The Costeja judgment came shortly after another surprising decision by the CJEU in April 2014, in relation to the Data Retention Directive. The Data Retention Directive required telecoms providers to retain certain categories of traffic and location data (but not the contents of those communications) for up to two years, and to make them available to law enforcement authorities. As with Costeja, the Court declined to follow the opinion of the Advocate-General; instead, it declared that the Data Retention Directive was invalid on the grounds that it did not provide sufficient safeguards for privacy.
Plenty more referrals which touch on the right to privacy are expected in the coming years – not least regarding the application of Costeja. The CJEU should therefore have plenty more opportunities to flex its recently developed muscles as the guardians of privacy.
INCREASING AWARENESS OF CONSUMER RIGHTS
It is undeniable that there has been a huge increase in the media coverage of data protection and privacy in the last few years. The Costeja case made headlines around the world and Google was flooded with tens of thousands of requests in the first few weeks after the judgment. Social media concerns, the phone-hacking scandal and the Leveson Report, and the revelations from Edward Snowden have all kept privacy firmly on the front pages.
The original focus of privacy and data protections laws, when these concepts were first developed, tended to be on what the state knew and what corporations knew. The dissemination of information online has added a new element to these concerns: individuals are now seeking protection from what can be discovered by the world at large. From worrying about what information the government or Google may hold, the focus has shifted to what anyone and everyone can find out – one’s family, peers, and current and future employers – from entering a few keystrokes online.
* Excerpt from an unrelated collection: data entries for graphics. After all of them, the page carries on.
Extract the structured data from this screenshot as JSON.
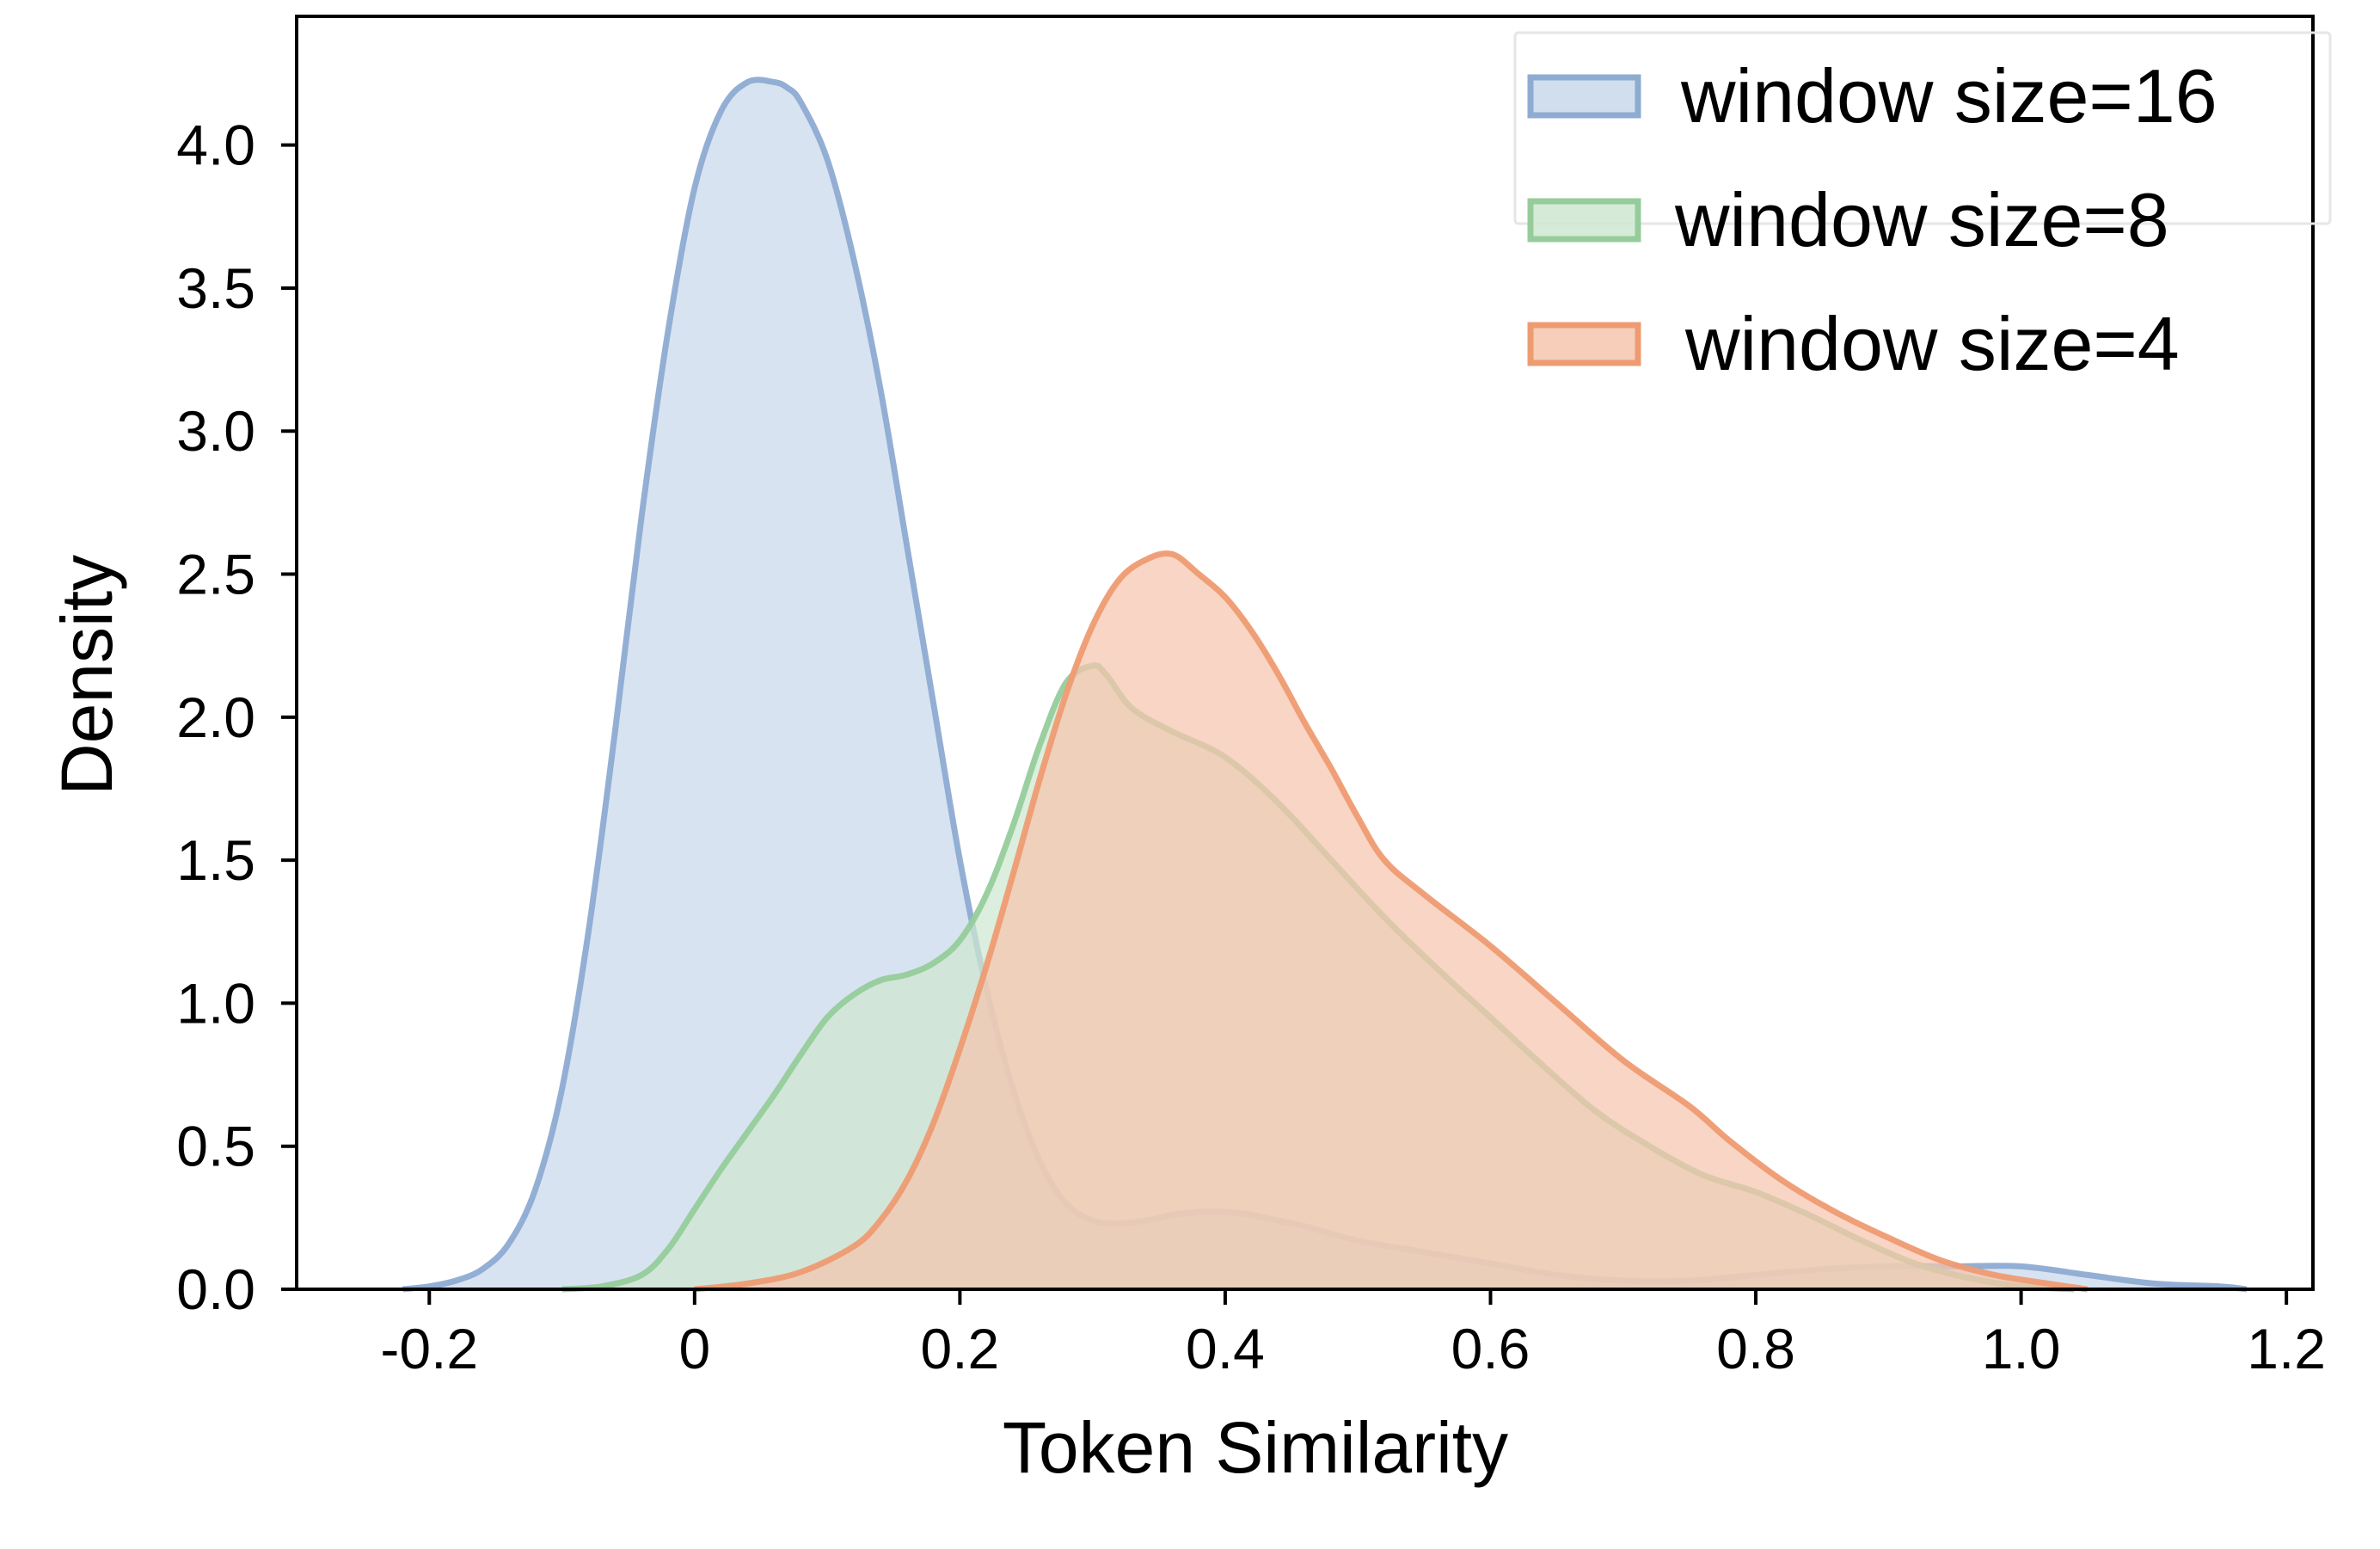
{
  "chart_data": {
    "type": "area",
    "title": "",
    "xlabel": "Token Similarity",
    "ylabel": "Density",
    "xlim": [
      -0.3,
      1.22
    ],
    "ylim": [
      0,
      4.45
    ],
    "xticks": [
      -0.2,
      0,
      0.2,
      0.4,
      0.6,
      0.8,
      1.0,
      1.2
    ],
    "xtick_labels": [
      "-0.2",
      "0",
      "0.2",
      "0.4",
      "0.6",
      "0.8",
      "1.0",
      "1.2"
    ],
    "yticks": [
      0.0,
      0.5,
      1.0,
      1.5,
      2.0,
      2.5,
      3.0,
      3.5,
      4.0
    ],
    "ytick_labels": [
      "0.0",
      "0.5",
      "1.0",
      "1.5",
      "2.0",
      "2.5",
      "3.0",
      "3.5",
      "4.0"
    ],
    "grid": false,
    "legend_position": "top-right",
    "series": [
      {
        "name": "window size=16",
        "stroke": "#8eabd2",
        "fill": "#c9d8eb",
        "x": [
          -0.22,
          -0.2,
          -0.18,
          -0.16,
          -0.14,
          -0.12,
          -0.1,
          -0.08,
          -0.06,
          -0.04,
          -0.02,
          0.0,
          0.02,
          0.04,
          0.06,
          0.07,
          0.08,
          0.1,
          0.12,
          0.14,
          0.16,
          0.18,
          0.2,
          0.22,
          0.24,
          0.26,
          0.28,
          0.3,
          0.32,
          0.34,
          0.36,
          0.38,
          0.4,
          0.42,
          0.44,
          0.46,
          0.5,
          0.55,
          0.6,
          0.65,
          0.7,
          0.75,
          0.8,
          0.85,
          0.9,
          0.95,
          1.0,
          1.05,
          1.1,
          1.15,
          1.17
        ],
        "y": [
          0.0,
          0.01,
          0.03,
          0.07,
          0.16,
          0.35,
          0.7,
          1.25,
          1.95,
          2.7,
          3.35,
          3.85,
          4.12,
          4.22,
          4.22,
          4.2,
          4.15,
          3.95,
          3.6,
          3.15,
          2.6,
          2.05,
          1.5,
          1.05,
          0.7,
          0.45,
          0.3,
          0.24,
          0.23,
          0.24,
          0.26,
          0.27,
          0.27,
          0.26,
          0.24,
          0.22,
          0.17,
          0.13,
          0.09,
          0.05,
          0.03,
          0.03,
          0.05,
          0.07,
          0.08,
          0.08,
          0.08,
          0.05,
          0.02,
          0.01,
          0.0
        ]
      },
      {
        "name": "window size=8",
        "stroke": "#96cc9b",
        "fill": "#cfe8d0",
        "x": [
          -0.1,
          -0.07,
          -0.04,
          -0.02,
          0.0,
          0.02,
          0.04,
          0.06,
          0.08,
          0.1,
          0.12,
          0.14,
          0.16,
          0.18,
          0.2,
          0.22,
          0.24,
          0.26,
          0.28,
          0.3,
          0.31,
          0.33,
          0.36,
          0.4,
          0.44,
          0.48,
          0.52,
          0.56,
          0.6,
          0.64,
          0.68,
          0.72,
          0.76,
          0.8,
          0.84,
          0.88,
          0.92,
          0.96,
          1.0,
          1.04
        ],
        "y": [
          0.0,
          0.01,
          0.05,
          0.14,
          0.28,
          0.42,
          0.55,
          0.68,
          0.82,
          0.95,
          1.03,
          1.08,
          1.1,
          1.14,
          1.22,
          1.38,
          1.62,
          1.9,
          2.12,
          2.18,
          2.15,
          2.03,
          1.95,
          1.86,
          1.7,
          1.5,
          1.3,
          1.12,
          0.95,
          0.78,
          0.62,
          0.5,
          0.4,
          0.34,
          0.26,
          0.17,
          0.09,
          0.04,
          0.01,
          0.0
        ]
      },
      {
        "name": "window size=4",
        "stroke": "#ee9b72",
        "fill": "#f5c5ad",
        "x": [
          0.0,
          0.04,
          0.08,
          0.12,
          0.14,
          0.16,
          0.18,
          0.2,
          0.22,
          0.24,
          0.26,
          0.28,
          0.3,
          0.32,
          0.34,
          0.36,
          0.38,
          0.4,
          0.42,
          0.44,
          0.46,
          0.48,
          0.5,
          0.52,
          0.55,
          0.6,
          0.65,
          0.7,
          0.75,
          0.78,
          0.82,
          0.86,
          0.9,
          0.94,
          0.98,
          1.02,
          1.05
        ],
        "y": [
          0.0,
          0.02,
          0.06,
          0.15,
          0.24,
          0.38,
          0.58,
          0.84,
          1.13,
          1.45,
          1.78,
          2.08,
          2.32,
          2.48,
          2.55,
          2.57,
          2.5,
          2.42,
          2.3,
          2.15,
          1.98,
          1.82,
          1.65,
          1.5,
          1.38,
          1.2,
          1.0,
          0.8,
          0.64,
          0.52,
          0.38,
          0.27,
          0.18,
          0.1,
          0.05,
          0.02,
          0.0
        ]
      }
    ]
  }
}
These privacy concerns about the impact of the internet were often entirely unexpected when the information was first generated. Early adopters of social media did not realise that what they posted could potentially follow them forever. With the uploading of newspaper archives, something that could once be dismissed as tomorrow’s dustbin liner can now reappear, easily retrievable via search engines. Protecting yourself online is now taught in schools, to discourage teenagers from posting photos they may later regret. All of this makes it inevitable that consumers will want to know about – and enforce – their privacy rights.
We certainly have not reached the peak of this consumer awareness; there is undoubtedly much further to go. Most people in the EU know they have an enshrined right to freedom of expression – but how many know they have a right to private and family life? And one suspects even fewer know the EU Charter enshrines a specific right to data protection in Article 8.
These three trends are closely interlinked. The broad interpretation of the territorial application of the Directive is evidence of the CJEU’s activism; both of these contribute to an increased awareness among individuals of their rights. Arguably, the first two are also caused by an increasing interest in privacy – as individuals look to the law and the courts to protect their rights. Mr Costeja was not the only individual who had asked Google to remove him from the index, but it was only when his case reached the Spanish High Court that the referral to the CJEU was made.
As individuals become increasingly concerned with their privacy, and aware of their rights, it seems inevitable that more referrals to the CJEU will follow, giving the Court further opportunity to strengthen individual privacy rights – generating more headlines and ensuring privacy remains a hot topic of discussion.